29. April 2009 · Comments Off on AnnArbor.com posts Sports Director position · Categories: Archive 2009


Via a Tweet from Tony Dearing, AnnArbor.com is starting to post their job openings and today released the job description for Sports Director.   The full post is here – a snippet for you and a few comments below:

Job Title: Sports Director
Company: AnnArbor.com
Location: Ann Arbor, MI
Work Experience: 3 to 5 years
Education Level: Bachelor’s degree
Date Posted: April 29, 2009
Job Type: Full Time Employee

Job Description:
The Sports Director is responsible for leading overall sports coverage, and is committed to excellence in coverage of University of Michigan sports and local high school sports. The Sports Director will cover games and produce content, as well as oversee staff journalists and freelancers. This individual should live and breathe the gospel of multi-media and constant updates, and is responsible for making sure that the new U-M sports content pages achieve their full potential. [emphasis mine]

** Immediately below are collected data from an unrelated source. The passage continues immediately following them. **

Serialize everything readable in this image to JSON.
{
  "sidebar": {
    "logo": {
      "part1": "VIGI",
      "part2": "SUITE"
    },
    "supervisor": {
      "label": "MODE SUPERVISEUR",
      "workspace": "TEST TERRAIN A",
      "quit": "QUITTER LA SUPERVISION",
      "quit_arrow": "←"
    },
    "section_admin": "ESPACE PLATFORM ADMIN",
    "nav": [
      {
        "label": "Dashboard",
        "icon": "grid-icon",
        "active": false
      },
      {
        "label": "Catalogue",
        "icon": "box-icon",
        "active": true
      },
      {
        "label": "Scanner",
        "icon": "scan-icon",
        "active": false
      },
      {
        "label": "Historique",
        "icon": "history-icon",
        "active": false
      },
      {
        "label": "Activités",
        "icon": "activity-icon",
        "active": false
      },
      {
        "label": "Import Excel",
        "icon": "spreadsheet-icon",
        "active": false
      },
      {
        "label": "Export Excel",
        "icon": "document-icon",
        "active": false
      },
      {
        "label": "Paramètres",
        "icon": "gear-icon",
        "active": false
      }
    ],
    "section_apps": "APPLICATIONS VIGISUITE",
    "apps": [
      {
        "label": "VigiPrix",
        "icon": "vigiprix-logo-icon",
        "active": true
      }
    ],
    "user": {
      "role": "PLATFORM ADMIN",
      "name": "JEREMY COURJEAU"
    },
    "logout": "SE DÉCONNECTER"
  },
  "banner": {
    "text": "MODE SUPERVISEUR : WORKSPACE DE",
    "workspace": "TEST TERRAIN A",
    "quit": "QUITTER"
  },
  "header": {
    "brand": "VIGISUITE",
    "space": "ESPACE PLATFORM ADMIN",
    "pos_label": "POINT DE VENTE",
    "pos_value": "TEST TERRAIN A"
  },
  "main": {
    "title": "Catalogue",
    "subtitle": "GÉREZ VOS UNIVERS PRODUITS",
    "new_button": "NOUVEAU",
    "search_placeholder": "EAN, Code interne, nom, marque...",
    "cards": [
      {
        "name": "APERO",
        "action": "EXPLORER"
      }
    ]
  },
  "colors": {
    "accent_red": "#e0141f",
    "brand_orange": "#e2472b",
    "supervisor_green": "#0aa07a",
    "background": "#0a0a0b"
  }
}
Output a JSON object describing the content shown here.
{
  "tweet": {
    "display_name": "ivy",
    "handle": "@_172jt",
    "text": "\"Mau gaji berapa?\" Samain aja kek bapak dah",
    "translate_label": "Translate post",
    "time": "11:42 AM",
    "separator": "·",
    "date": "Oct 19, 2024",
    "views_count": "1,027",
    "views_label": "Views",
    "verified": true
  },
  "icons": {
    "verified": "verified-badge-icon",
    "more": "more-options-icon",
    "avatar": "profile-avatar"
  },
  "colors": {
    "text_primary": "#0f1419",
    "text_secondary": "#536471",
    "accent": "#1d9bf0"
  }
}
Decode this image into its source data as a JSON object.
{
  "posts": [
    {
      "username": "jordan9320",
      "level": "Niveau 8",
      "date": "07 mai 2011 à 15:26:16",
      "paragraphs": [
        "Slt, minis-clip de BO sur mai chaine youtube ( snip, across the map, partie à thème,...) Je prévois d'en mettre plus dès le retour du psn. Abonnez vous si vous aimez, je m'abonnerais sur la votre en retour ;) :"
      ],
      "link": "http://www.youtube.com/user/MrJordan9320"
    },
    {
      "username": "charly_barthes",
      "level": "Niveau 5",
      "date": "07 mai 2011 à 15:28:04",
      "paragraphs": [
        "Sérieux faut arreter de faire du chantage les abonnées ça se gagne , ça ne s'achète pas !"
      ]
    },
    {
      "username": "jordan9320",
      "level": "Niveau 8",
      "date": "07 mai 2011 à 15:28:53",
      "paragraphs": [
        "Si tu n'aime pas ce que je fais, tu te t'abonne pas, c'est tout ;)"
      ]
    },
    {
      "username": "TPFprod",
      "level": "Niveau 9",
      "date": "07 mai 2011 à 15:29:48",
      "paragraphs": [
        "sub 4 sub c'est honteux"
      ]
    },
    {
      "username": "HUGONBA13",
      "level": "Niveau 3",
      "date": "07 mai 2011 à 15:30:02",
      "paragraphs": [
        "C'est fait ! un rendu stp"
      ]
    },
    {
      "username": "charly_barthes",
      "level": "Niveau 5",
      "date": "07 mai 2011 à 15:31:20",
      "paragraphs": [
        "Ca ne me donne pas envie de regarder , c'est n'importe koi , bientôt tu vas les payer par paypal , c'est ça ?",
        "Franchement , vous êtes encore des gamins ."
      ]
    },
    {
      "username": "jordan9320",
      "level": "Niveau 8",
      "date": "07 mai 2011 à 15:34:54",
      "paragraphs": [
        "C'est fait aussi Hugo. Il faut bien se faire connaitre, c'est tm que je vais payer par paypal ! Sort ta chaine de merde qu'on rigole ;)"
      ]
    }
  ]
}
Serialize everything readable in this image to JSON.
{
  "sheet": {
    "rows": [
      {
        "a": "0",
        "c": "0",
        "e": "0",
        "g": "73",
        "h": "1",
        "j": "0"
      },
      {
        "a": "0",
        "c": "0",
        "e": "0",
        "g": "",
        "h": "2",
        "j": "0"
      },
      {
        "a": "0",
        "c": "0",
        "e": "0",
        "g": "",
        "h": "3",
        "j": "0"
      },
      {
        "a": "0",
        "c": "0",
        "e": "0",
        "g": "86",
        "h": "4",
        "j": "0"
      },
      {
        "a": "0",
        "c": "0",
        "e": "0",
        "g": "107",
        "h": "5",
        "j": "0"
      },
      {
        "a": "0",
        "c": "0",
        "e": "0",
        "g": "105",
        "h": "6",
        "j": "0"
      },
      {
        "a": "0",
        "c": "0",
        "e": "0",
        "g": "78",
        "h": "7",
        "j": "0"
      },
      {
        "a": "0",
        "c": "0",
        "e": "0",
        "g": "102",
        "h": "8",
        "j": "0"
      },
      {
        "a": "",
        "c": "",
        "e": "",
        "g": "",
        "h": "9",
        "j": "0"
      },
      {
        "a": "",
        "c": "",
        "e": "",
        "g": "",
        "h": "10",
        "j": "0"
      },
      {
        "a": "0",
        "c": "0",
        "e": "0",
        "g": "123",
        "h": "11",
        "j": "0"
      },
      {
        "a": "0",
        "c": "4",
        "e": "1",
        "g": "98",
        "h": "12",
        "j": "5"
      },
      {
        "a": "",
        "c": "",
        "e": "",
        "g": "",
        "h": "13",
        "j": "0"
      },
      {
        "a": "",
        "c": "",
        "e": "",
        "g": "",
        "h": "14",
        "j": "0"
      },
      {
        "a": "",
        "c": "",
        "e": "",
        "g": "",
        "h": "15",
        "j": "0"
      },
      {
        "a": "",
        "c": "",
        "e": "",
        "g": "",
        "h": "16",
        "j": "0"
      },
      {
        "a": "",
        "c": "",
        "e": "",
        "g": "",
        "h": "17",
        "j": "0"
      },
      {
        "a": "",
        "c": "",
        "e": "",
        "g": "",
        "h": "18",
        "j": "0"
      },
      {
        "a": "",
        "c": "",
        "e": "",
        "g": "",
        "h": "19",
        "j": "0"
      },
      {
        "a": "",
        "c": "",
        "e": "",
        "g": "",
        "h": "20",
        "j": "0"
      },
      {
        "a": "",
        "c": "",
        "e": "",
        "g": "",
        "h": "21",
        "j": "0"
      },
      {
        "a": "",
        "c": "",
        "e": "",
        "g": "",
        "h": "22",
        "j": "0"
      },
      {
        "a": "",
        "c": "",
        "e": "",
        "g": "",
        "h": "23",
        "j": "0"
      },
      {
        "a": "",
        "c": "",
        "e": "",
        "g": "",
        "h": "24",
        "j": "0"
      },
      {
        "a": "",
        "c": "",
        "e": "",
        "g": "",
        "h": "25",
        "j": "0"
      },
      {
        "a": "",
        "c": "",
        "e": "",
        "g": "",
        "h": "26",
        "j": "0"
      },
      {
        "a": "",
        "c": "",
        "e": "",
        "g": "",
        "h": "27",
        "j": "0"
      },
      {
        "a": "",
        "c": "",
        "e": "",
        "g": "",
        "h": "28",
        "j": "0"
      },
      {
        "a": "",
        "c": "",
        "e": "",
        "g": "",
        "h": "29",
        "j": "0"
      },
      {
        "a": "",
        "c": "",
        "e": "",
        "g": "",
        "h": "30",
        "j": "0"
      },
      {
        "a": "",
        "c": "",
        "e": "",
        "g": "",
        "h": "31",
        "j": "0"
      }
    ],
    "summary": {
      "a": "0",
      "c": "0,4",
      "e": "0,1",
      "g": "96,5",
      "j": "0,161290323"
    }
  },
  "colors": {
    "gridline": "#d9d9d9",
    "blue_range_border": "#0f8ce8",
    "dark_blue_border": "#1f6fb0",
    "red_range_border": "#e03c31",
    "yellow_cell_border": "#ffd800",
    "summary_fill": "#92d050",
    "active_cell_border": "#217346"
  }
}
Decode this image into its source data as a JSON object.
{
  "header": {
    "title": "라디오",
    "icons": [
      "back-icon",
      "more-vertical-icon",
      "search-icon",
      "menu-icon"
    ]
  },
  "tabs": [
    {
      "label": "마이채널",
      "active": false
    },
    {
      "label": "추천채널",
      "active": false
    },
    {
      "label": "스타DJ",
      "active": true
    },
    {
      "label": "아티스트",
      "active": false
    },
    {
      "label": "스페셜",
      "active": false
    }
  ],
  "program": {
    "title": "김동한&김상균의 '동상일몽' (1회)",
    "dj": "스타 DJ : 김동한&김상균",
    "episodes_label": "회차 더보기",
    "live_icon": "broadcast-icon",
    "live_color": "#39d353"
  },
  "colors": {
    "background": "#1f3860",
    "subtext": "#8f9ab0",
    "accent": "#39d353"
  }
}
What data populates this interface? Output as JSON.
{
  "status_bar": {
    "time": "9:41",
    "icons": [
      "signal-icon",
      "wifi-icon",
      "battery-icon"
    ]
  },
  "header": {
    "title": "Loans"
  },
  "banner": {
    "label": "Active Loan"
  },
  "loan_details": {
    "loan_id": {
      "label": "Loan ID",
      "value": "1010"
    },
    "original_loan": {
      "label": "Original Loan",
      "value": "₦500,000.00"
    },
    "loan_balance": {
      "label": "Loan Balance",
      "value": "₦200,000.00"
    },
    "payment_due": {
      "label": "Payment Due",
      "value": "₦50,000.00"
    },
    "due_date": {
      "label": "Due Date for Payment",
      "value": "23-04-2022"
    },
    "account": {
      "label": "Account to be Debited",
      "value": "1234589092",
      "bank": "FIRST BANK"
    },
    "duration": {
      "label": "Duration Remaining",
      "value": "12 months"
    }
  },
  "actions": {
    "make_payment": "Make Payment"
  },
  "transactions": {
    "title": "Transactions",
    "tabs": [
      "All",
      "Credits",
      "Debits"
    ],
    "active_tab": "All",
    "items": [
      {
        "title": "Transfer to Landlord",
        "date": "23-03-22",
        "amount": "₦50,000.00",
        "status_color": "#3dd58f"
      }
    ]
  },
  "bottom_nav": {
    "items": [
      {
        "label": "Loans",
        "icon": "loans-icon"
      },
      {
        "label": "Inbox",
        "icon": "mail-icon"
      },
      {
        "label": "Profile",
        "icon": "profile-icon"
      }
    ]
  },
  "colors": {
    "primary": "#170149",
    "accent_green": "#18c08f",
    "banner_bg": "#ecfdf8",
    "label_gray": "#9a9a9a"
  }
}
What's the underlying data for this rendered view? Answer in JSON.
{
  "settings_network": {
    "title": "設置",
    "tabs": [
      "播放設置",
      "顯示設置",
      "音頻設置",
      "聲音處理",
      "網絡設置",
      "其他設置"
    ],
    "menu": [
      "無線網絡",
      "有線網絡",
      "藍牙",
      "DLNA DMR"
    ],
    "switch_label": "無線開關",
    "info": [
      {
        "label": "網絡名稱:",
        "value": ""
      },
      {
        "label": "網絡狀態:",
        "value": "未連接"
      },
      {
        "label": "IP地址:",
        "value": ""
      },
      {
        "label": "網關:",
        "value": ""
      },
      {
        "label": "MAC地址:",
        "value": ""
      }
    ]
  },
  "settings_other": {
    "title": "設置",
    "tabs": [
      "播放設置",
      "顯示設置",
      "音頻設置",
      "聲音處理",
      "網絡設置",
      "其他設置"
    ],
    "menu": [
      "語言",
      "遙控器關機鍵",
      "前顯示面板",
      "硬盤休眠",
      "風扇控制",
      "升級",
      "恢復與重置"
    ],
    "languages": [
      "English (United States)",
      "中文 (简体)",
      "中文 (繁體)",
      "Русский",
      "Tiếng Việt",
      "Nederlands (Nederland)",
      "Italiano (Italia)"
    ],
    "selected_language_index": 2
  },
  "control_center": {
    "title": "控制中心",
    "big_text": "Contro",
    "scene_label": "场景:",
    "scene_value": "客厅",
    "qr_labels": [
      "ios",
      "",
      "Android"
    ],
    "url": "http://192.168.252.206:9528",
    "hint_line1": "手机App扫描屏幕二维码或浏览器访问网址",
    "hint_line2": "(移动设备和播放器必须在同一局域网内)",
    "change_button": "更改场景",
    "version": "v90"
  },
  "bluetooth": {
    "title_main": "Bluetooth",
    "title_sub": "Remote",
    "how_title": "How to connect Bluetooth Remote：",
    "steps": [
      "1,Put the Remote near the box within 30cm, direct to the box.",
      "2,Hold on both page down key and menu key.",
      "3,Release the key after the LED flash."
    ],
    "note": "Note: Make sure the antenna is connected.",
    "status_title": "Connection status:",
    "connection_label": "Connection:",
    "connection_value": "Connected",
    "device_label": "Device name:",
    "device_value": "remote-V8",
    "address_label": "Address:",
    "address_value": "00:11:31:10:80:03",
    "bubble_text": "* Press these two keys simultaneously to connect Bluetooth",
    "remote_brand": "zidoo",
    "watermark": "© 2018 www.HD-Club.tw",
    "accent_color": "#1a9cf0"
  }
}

Part of the job ‘Duties and Responsibilities’ includes “Establish relationship with bloggers and understand the value of linking to and aggregating blog content” and a ‘Required Qualification and Skill’ is “Ability to develop and maintain relationships with bloggers.”  (Hint: offer tickets to that new Star Trek movie.)

I’m pleased they plan to use free lancers to support their content.  I’ve done a little work outside this blog for Heritage News, the Ann Arbor Observer and will again be in Brian Cook’s excellent Hail to the Victors preseason guide this season.   I enjoy doing the freelance work because there’s some content I produce that doesn’t really fit on a blog, and it also offers an opportunity to reach folks who may never read this site.  I hope there’s an opportunity at AnnArbor.com to publish some of the bloggers in the area.

AA.com won’t have a shortage of folks wanting to submit content and it’s a cheap way (if they pay per piece) to round out their coverage.  The drawbacks?  Probably narrowing down the list of writers they can depend on to produce quality content and meet deadlines, and then, dealing with stubborn authors who don’t like the editor’s changes.  We’ll see how things shake out.